Flawless balance sheet with proven track record and pays a dividend
GRC is financially robust, with ample cash on hand and short-term investments to meet upcoming liabilities. This suggests prudent control over cash and cost by management, which is an important determinant of the company’s health. GRC seems to have put its debt to good use, generating operating cash levels of 130x total debt in the most recent year. This is also a good indication as to whether debt is properly covered by the company’s cash flows.
For those seeking income streams from their portfolio, GRC is a robust dividend payer as well. Over the past decade, the company has consistently increased its dividend payout, reaching a yield of 1.7%.
For Gorman-Rupp, I've compiled three important factors you should further research:
- Future Outlook: What are well-informed industry analysts predicting for GRC’s future growth? Take a look at our free research report of analyst consensus for GRC’s outlook.
- Valuation: What is GRC worth today? Is the stock undervalued, even when its growth outlook is factored into its intrinsic value? The intrinsic value infographic in our free research report helps visualize whether GRC is currently mispriced by the market.
- Other Attractive Alternatives : Are there other well-rounded stocks you could be holding instead of GRC? Explore our interactive list of stocks with large potential to get an idea of what else is out there you may be missing!
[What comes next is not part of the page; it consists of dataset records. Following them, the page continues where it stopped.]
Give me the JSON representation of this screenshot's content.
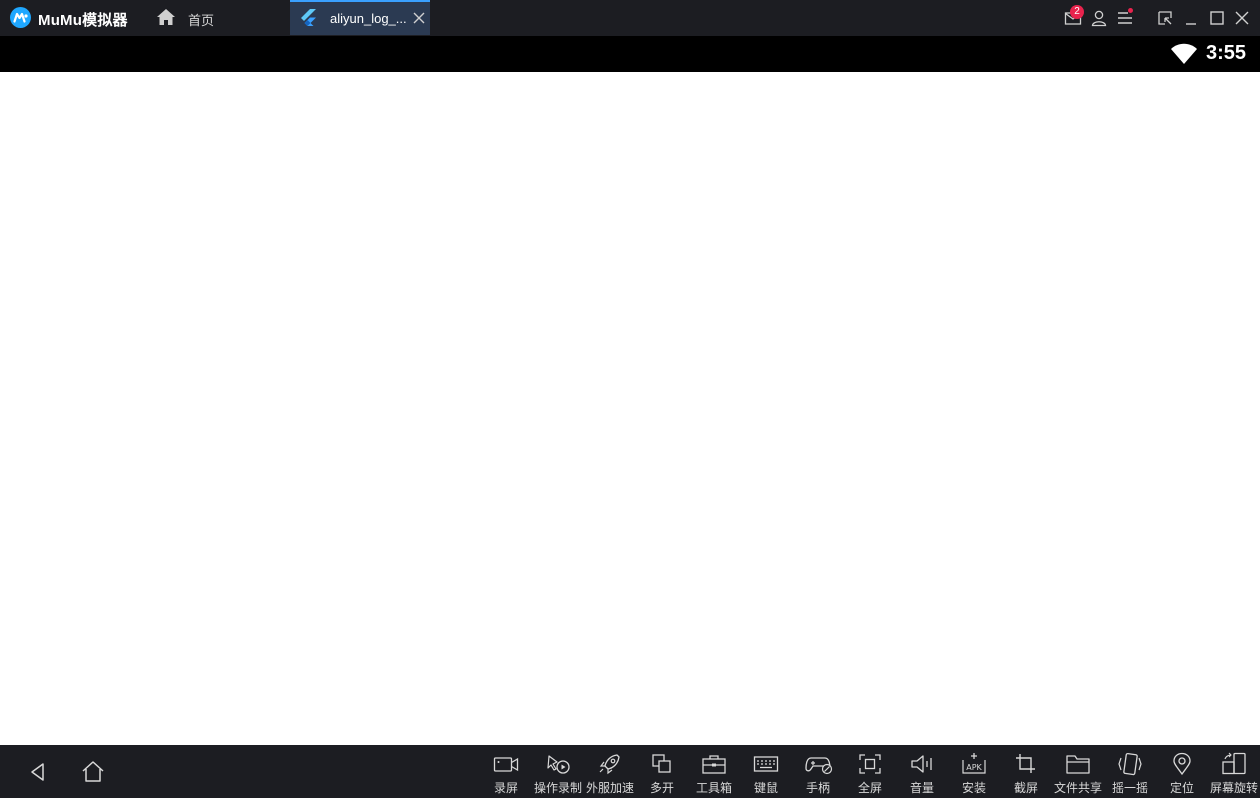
{
  "titlebar": {
    "app_name": "MuMu模拟器",
    "home_tab_label": "首页",
    "active_tab_label": "aliyun_log_...",
    "mail_badge_count": "2",
    "icons": [
      "mail-icon",
      "user-icon",
      "menu-icon",
      "shrink-window-icon",
      "minimize-icon",
      "maximize-icon",
      "close-icon"
    ]
  },
  "statusbar": {
    "time": "3:55"
  },
  "bottombar": {
    "tools": [
      {
        "label": "录屏",
        "icon": "video-record-icon"
      },
      {
        "label": "操作录制",
        "icon": "macro-record-icon"
      },
      {
        "label": "外服加速",
        "icon": "rocket-icon"
      },
      {
        "label": "多开",
        "icon": "multi-instance-icon"
      },
      {
        "label": "工具箱",
        "icon": "toolbox-icon"
      },
      {
        "label": "键鼠",
        "icon": "keyboard-icon"
      },
      {
        "label": "手柄",
        "icon": "gamepad-icon"
      },
      {
        "label": "全屏",
        "icon": "fullscreen-icon"
      },
      {
        "label": "音量",
        "icon": "volume-icon"
      },
      {
        "label": "安装",
        "icon": "apk-install-icon"
      },
      {
        "label": "截屏",
        "icon": "crop-icon"
      },
      {
        "label": "文件共享",
        "icon": "folder-icon"
      },
      {
        "label": "摇一摇",
        "icon": "shake-icon"
      },
      {
        "label": "定位",
        "icon": "location-icon"
      },
      {
        "label": "屏幕旋转",
        "icon": "rotate-screen-icon"
      }
    ]
  },
  "colors": {
    "chrome_bg": "#1c1d22",
    "active_tab_bg": "#2b3a52",
    "accent": "#3aa0ff",
    "badge": "#e8234d"
  }
}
We aim to bring you long-term focused research analysis driven by fundamental data. Note that our analysis may not factor in the latest price-sensitive company announcements or qualitative material.
If you spot an error that warrants correction, please contact the editor at email@example.com. This article by Simply Wall St is general in nature. It does not constitute a recommendation to buy or sell any stock, and does not take account of your objectives, or your financial situation. Simply Wall St has no position in the stocks mentioned. Thank you for reading.